2026 Budget: Govt should ensure economic transformation
Posted on November 6th, 2025
Courtesy The Daily Mirror
Today is the budget day. The NPP government, under the leadership of President Anura Kumara Dissanayake, will present its second maiden budget today when the country is at a critical juncture between hard-won stabilisation and the promise of sustainable growth. The past two years have been spent under the IMF programme, with the focus on restoring macroeconomic balance. Sri Lanka went for the IMF programme in March 2023 under the previous government. The current economic stabilisation is attributed to the successful continuation of the programme despite the change of government in the last presidential election. Now, a task lies ahead for the NPP government—to move from stabilisation to economic transformation.
The IMF Extended Fund Facility (EFF) succeeded in reversing the economic downfall. Inflation is under control, foreign reserves have improved modestly, and fiscal discipline has been restored through higher tax revenues and reduced monetary financing. Yet, the real economy remains sluggish, with growth hovering way below the expected level, unemployment rising, and living costs continuing to burden people. Macroeconomic stability alone cannot guarantee prosperity. In its 2026 budget, the government must therefore articulate a credible pathway for growth acceleration, job creation, and social relief without undermining fiscal prudence. Fiscal consolidation remains at the core of the IMF programme. The sharp rise in direct and indirect taxes over the past two years has already tested the resilience of businesses and middle-income earners. Now is the time to lay the groundwork further for the enhancement of investments and production.
The government should focus on widening the tax base, improving digital tax administration, and rationalising exemptions rather than repeatedly squeezing the same segments of the economy.
If the 2026 Budget is to mark a turning point, it must send a strong message of confidence to investors—both domestic and foreign. Bureaucratic red tape, policy unpredictability, and corruption have long undermined Sri Lanka’s investment climate, as highlighted even by the U.S. Investment Climate report on Sri Lanka. The NPP administration’s early emphasis on clean governance has been welcomed, but investors now expect policy clarity and consistency. The proposed establishment of a ‘Single Window’ investment facilitation system, if implemented effectively, could reduce administrative delays that deter investors.
Equally important is the need to revive exports. Sri Lanka’s export basket remains narrow and overly dependent on apparel and tea, while regional competitors have diversified rapidly. Budgetary measures to support new export sectors—ICT, logistics, agro-processing, and green manufacturing—can provide a crucial boost.

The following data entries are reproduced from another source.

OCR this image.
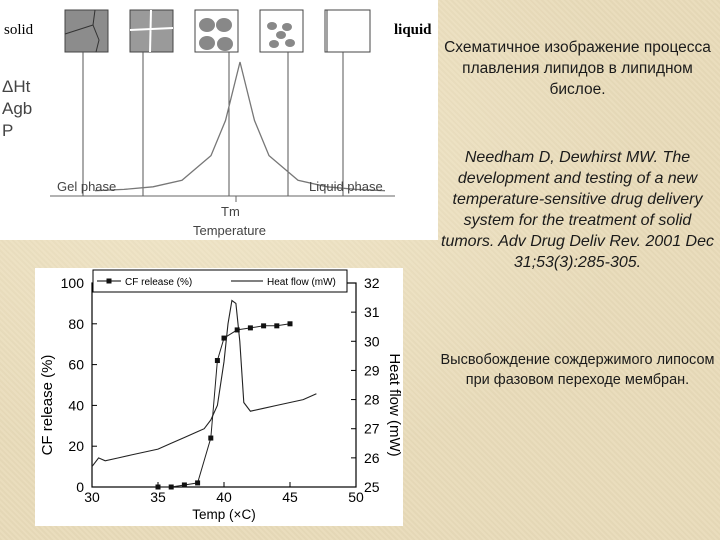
solid	liquid
ΔHt
Agb
P
Gel phase	Liquid phase
Tm
Temperature
30	35	40	45	50
0
20
40
60
80
100
25
26
27
28
29
30
31
32
CF release (%)	Heat flow (mW)
Temp (×C)
CF release (%)	Heat flow (mW)
Схематичное изображение процесса плавления липидов в липидном бислое.
Needham D, Dewhirst MW. The development and testing of a new temperature-sensitive drug delivery system for the treatment of solid tumors. Adv Drug Deliv Rev. 2001 Dec 31;53(3):285-305.
Высвобождение сождержимого липосом при фазовом переходе мембран.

Linking these sectors to regional value chains through trade facilitation and infrastructure improvement is essential to enhance competitiveness.

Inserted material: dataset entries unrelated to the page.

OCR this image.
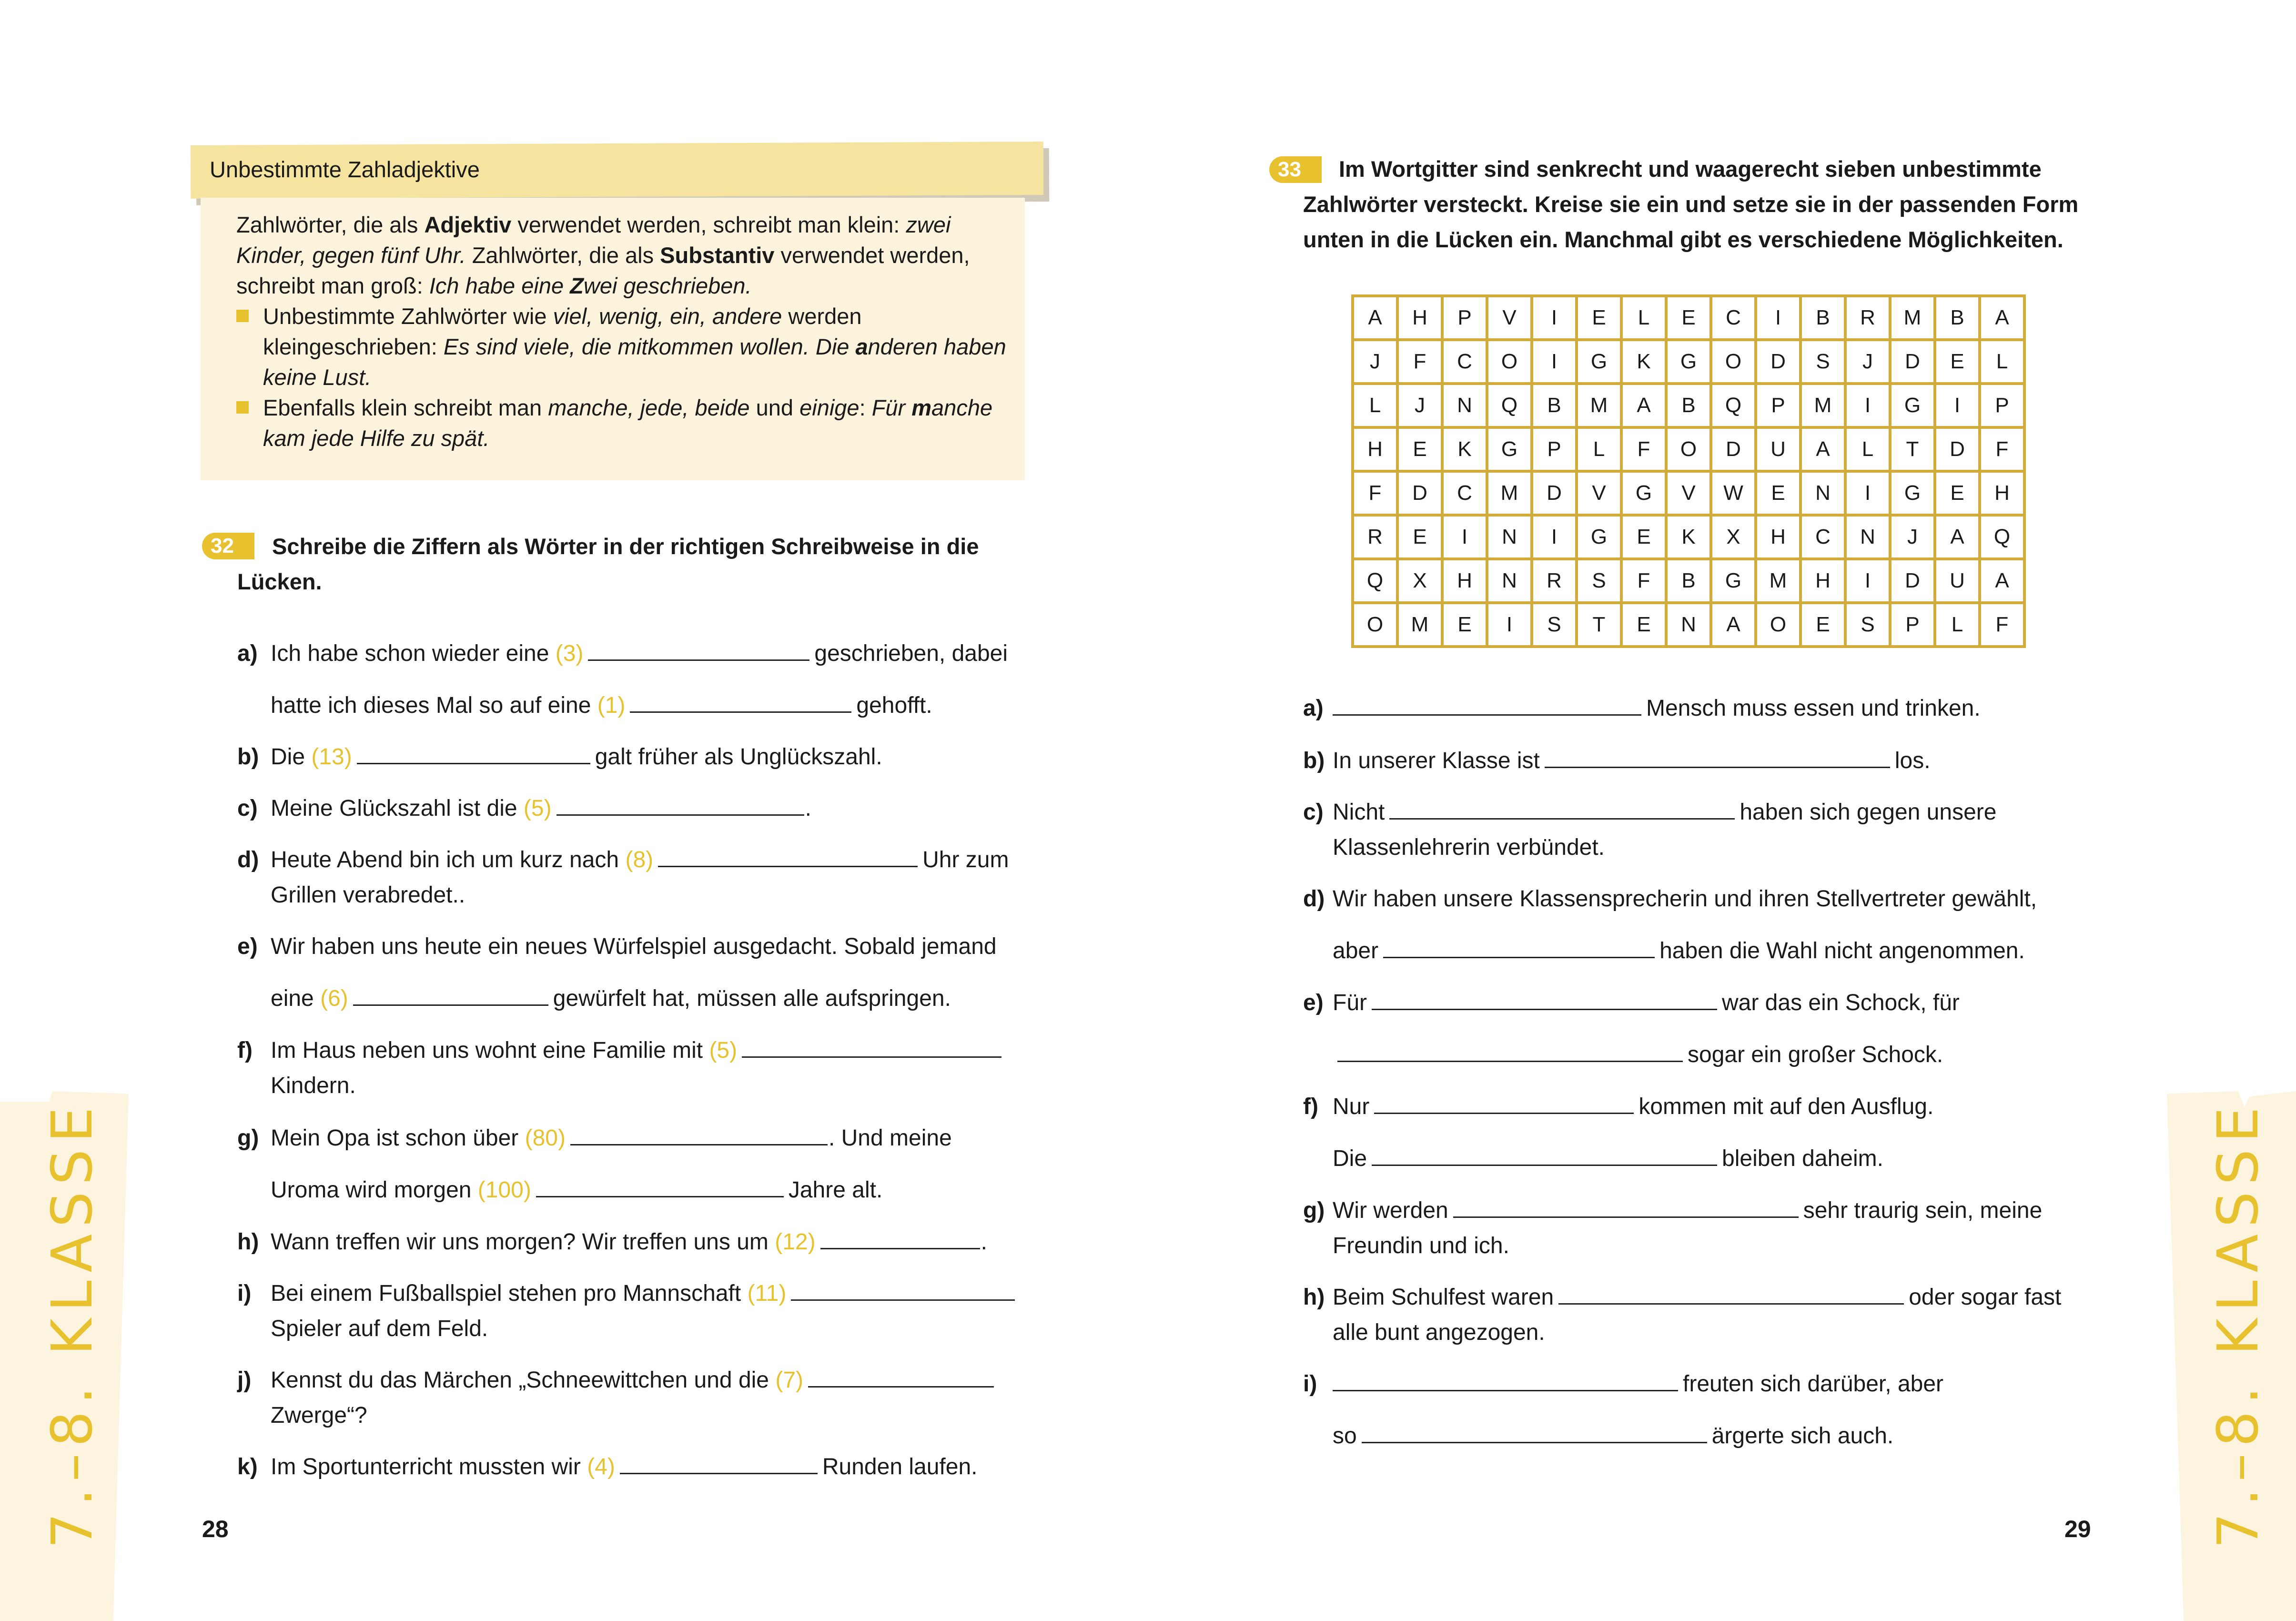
Unbestimmte Zahladjektive

Zahlwörter, die als Adjektiv verwendet werden, schreibt man klein: zwei Kinder, gegen fünf Uhr. Zahlwörter, die als Substantiv verwendet werden, schreibt man groß: Ich habe eine Zwei geschrieben.

Unbestimmte Zahlwörter wie viel, wenig, ein, andere werden kleingeschrieben: Es sind viele, die mitkommen wollen. Die anderen haben keine Lust.

Ebenfalls klein schreibt man manche, jede, beide und einige: Für manche kam jede Hilfe zu spät.

32	Schreibe die Ziffern als Wörter in der richtigen Schreibweise in die
Lücken.
a) Ich habe schon wieder eine (3)	geschrieben, dabei
hatte ich dieses Mal so auf eine (1)	gehofft.
b) Die (13)	galt früher als Unglückszahl.
c) Meine Glückszahl ist die (5)	.
d) Heute Abend bin ich um kurz nach (8)	Uhr zum
Grillen verabredet..
e) Wir haben uns heute ein neues Würfelspiel ausgedacht. Sobald jemand
eine (6)	gewürfelt hat, müssen alle aufspringen.
f) Im Haus neben uns wohnt eine Familie mit (5)
Kindern.
g) Mein Opa ist schon über (80)	. Und meine
Uroma wird morgen (100)	Jahre alt.
h) Wann treffen wir uns morgen? Wir treffen uns um (12)	.
i) Bei einem Fußballspiel stehen pro Mannschaft (11)
Spieler auf dem Feld.
j) Kennst du das Märchen „Schneewittchen und die (7)
Zwerge“?
k) Im Sportunterricht mussten wir (4)	Runden laufen.
28
7.–8. KLASSE
33	Im Wortgitter sind senkrecht und waagerecht sieben unbestimmte
Zahlwörter versteckt. Kreise sie ein und setze sie in der passenden Form
unten in die Lücken ein. Manchmal gibt es verschiedene Möglichkeiten.
A	H	P	V	I	E	L	E	C	I	B	R	M	B	A
J	F	C	O	I	G	K	G	O	D	S	J	D	E	L
L	J	N	Q	B	M	A	B	Q	P	M	I	G	I	P
H	E	K	G	P	L	F	O	D	U	A	L	T	D	F
F	D	C	M	D	V	G	V	W	E	N	I	G	E	H
R	E	I	N	I	G	E	K	X	H	C	N	J	A	Q
Q	X	H	N	R	S	F	B	G	M	H	I	D	U	A
O	M	E	I	S	T	E	N	A	O	E	S	P	L	F
a)	Mensch muss essen und trinken.
b) In unserer Klasse ist	los.
c) Nicht	haben sich gegen unsere
Klassenlehrerin verbündet.
d) Wir haben unsere Klassensprecherin und ihren Stellvertreter gewählt,
aber	haben die Wahl nicht angenommen.
e) Für	war das ein Schock, für
sogar ein großer Schock.
f) Nur	kommen mit auf den Ausflug.
Die	bleiben daheim.
g) Wir werden	sehr traurig sein, meine
Freundin und ich.
h) Beim Schulfest waren	oder sogar fast
alle bunt angezogen.
i)	freuten sich darüber, aber
so	ärgerte sich auch.
29 7.–8. KLASSE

One of the most significant reforms under the IMF programme involves restructuring State-Owned Enterprises (SOEs). With over 400 SOEs, many operating at a loss, the state’s fiscal burden has become unsustainable. The government has been talking about the need for the revitalisation of these SOEs. It is time to walk the talk. The 2026 Budget should focus attention on it. Also, a key focus of the budget should be to balance fiscal consolidation with social protection. Around 25 per cent of households remain vulnerable to poverty due to stagnant wages and rising living costs. People are normally used to looking at annual budgets for benefits in terms of pay hikes for the public sector, an increase in welfare allowances for various sectors, price reduction of essential items, subsidies for the agriculture sector, etc. Right throughout history, the budget was projected as a box containing surprises for the public.
Instead, it should be the blueprint for economic growth. Under the current circumstances, it will be challenging for the government to give relief to people at this juncture. The government is under compulsion to manage expenditure. In the realisation of the IMF targets, tangible relief measures for people are out of the question.
But, the government should improve its efficiency to improve the business, investment climate of the country rather than trying populist giveaways. The government, in the budget, can still inspire confidence through efficient governance, transparency, and a clear reform agenda. Today, bureaucracy is not moving fast enough. Corruption remains at different levels of governance and administrative layers, though there are no major allegations against key politicians of the ruling party. It is important to address these issues. Ultimately, the success of the 2026 Budget will rest on implementation. Successive governments have often produced ambitious fiscal plans only to falter at the execution stage due to inefficiency, corruption, and weak institutional capacity. This time, the government cannot afford such complacency. It has a mandate only to undo past mistakes. Let’s wait for the budget to be presented to see what is in store for the country!